Cutting Hours to Cut Cost, Local Restaurateur Concerned

By Stephanie Parkinson

October 11, 2012 Updated Oct 11, 2012 at 6:08 PM EDT

New Haven, Ind. (Indiana’s NewsCenter) - A major national restaurant chain's idea to limit employees hours, to avoid paying healthcare costs, is concerning owners of one local restaurant chain.

Under the new Affordable Health Care act an employee is considered full time if they work more than 32.5 hours a week. Cutting back on hours allows businesses to avoid paying health insurance for employees.

The national chain that owns Olive Garden and Red Lobster is testing out the new concept. Wednesday they announced they're looking into having fewer full time workers and more part time employees. It’s an idea that isn't sitting well with owners of a local restaurant chain who are in the same predicament, trying to comply with the new Affordable Health Care Act.

Bud Hall, of Don Hall's Restaurants, says he couldn't imagine cutting back hours as being his solution.

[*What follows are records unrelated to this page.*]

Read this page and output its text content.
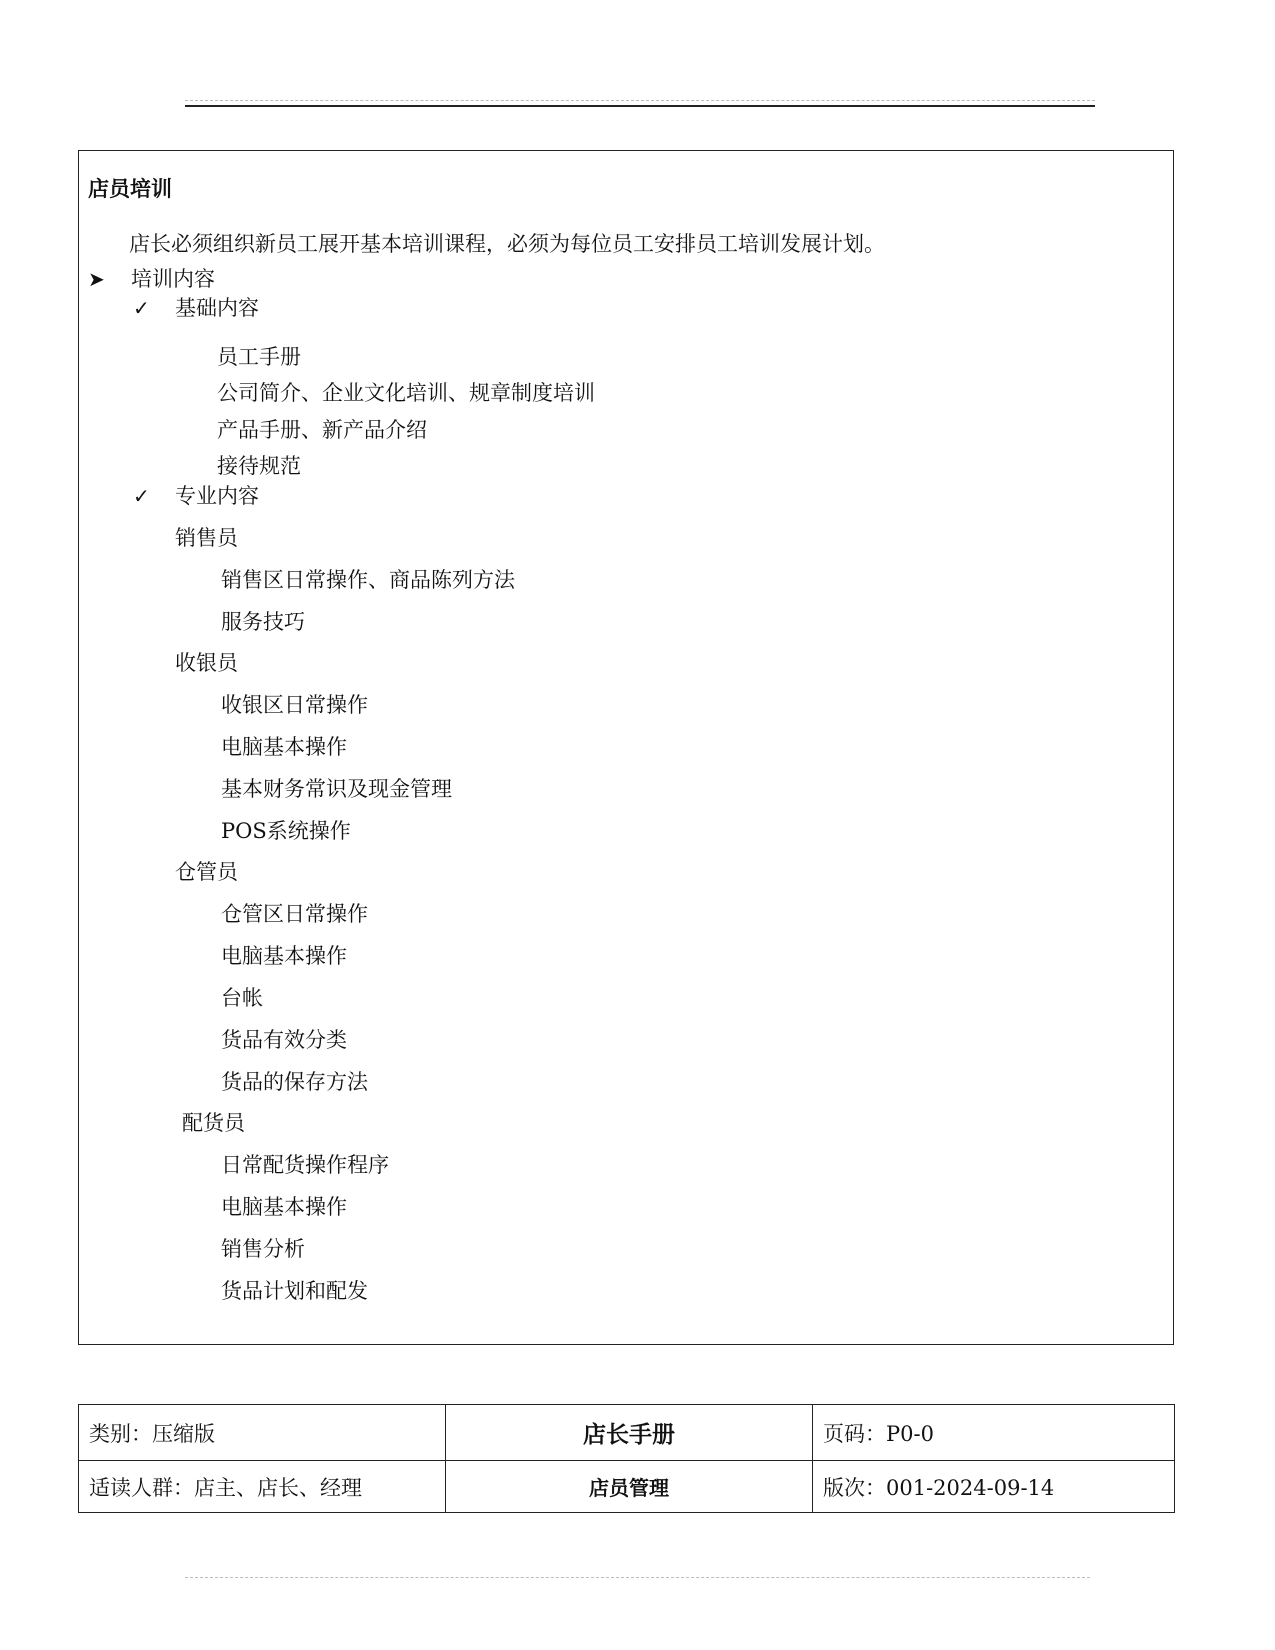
店员培训
店长必须组织新员工展开基本培训课程，必须为每位员工安排员工培训发展计划。
➤ 培训内容
✓ 基础内容
员工手册
公司简介、企业文化培训、规章制度培训
产品手册、新产品介绍
接待规范
✓ 专业内容
销售员
销售区日常操作、商品陈列方法
服务技巧
收银员
收银区日常操作
电脑基本操作
基本财务常识及现金管理
POS系统操作
仓管员
仓管区日常操作
电脑基本操作
台帐
货品有效分类
货品的保存方法
配货员
日常配货操作程序
电脑基本操作
销售分析
货品计划和配发
类别：压缩版	店长手册	页码：P0-0
适读人群：店主、店长、经理	店员管理	版次：001-2024-09-14
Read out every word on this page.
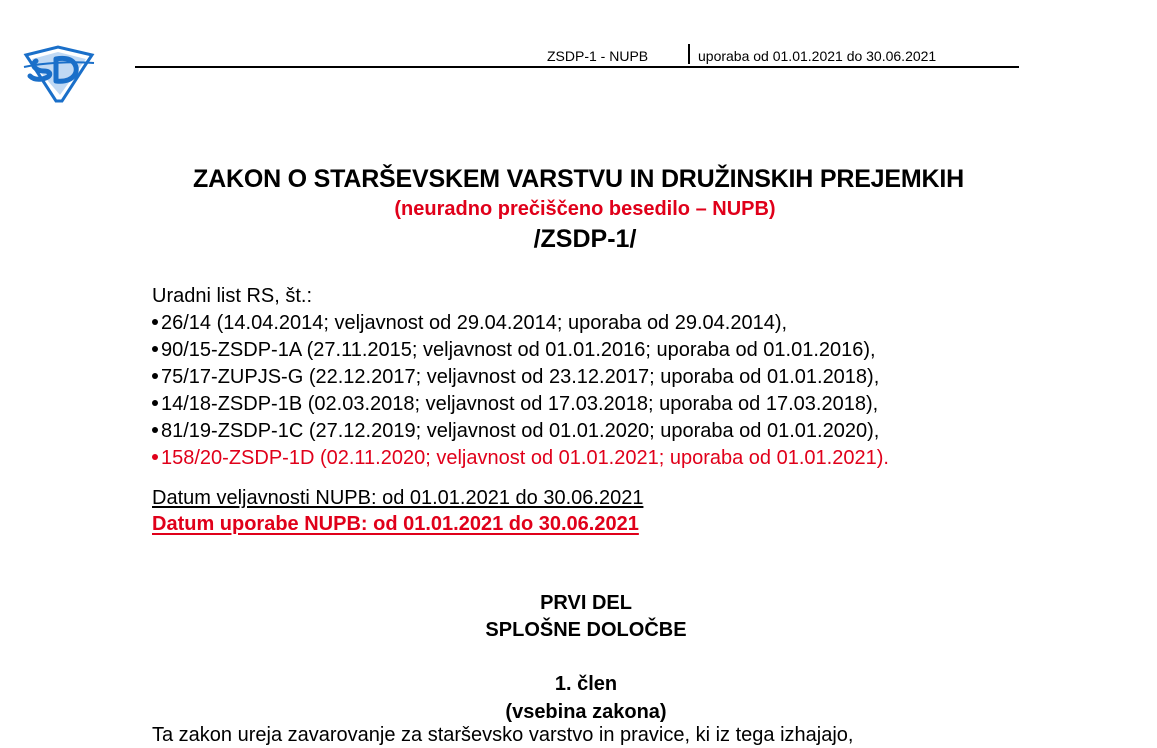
ZSDP-1 - NUPB	uporaba od 01.01.2021 do 30.06.2021
ZAKON O STARŠEVSKEM VARSTVU IN DRUŽINSKIH PREJEMKIH
(neuradno prečiščeno besedilo – NUPB)
/ZSDP-1/
Uradni list RS, št.:
26/14 (14.04.2014; veljavnost od 29.04.2014; uporaba od 29.04.2014),
90/15-ZSDP-1A (27.11.2015; veljavnost od 01.01.2016; uporaba od 01.01.2016),
75/17-ZUPJS-G (22.12.2017; veljavnost od 23.12.2017; uporaba od 01.01.2018),
14/18-ZSDP-1B (02.03.2018; veljavnost od 17.03.2018; uporaba od 17.03.2018),
81/19-ZSDP-1C (27.12.2019; veljavnost od 01.01.2020; uporaba od 01.01.2020),
158/20-ZSDP-1D (02.11.2020; veljavnost od 01.01.2021; uporaba od 01.01.2021).
Datum veljavnosti NUPB: od 01.01.2021 do 30.06.2021
Datum uporabe NUPB: od 01.01.2021 do 30.06.2021
PRVI DEL
SPLOŠNE DOLOČBE
1. člen
(vsebina zakona)
Ta zakon ureja zavarovanje za starševsko varstvo in pravice, ki iz tega izhajajo,
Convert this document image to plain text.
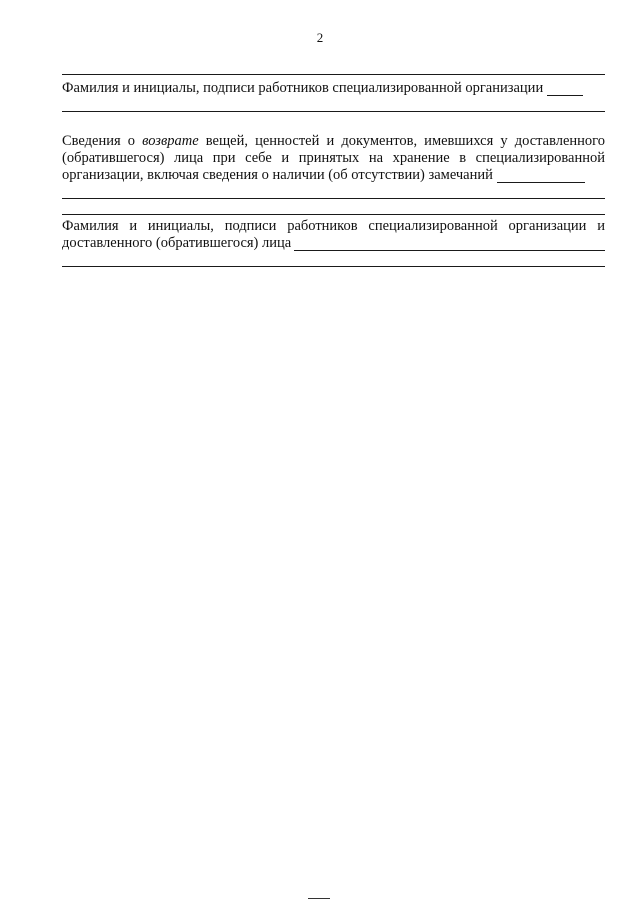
2
Фамилия и инициалы, подписи работников специализированной организации
Сведения о возврате вещей, ценностей и документов, имевшихся у доставленного
(обратившегося) лица при себе и принятых на хранение в специализированной
организации, включая сведения о наличии (об отсутствии) замечаний
Фамилия и инициалы, подписи работников специализированной организации и
доставленного (обратившегося) лица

"You have certain obligations as an employer when you're dealing with these kinds of things. As far as cutting the hours, to dodge some federal regulation, I can't do it, morally it's wrong," said Bud Hall, Don Hall's Restaurants.

Although Hall doesn’t think cutting hours is the solution he says he has no idea how to provide affordable healthcare to his employees.

Hall says he still has many questions about the Affordable Health Care Act. He's unsure how he would collect premiums since many of his employees make their income primarily off tips.

Hall says he wants to provide his employees with affordable health care, but he just doesn't know how to do that.

The federal mandate requires businesses to start providing insurance in January.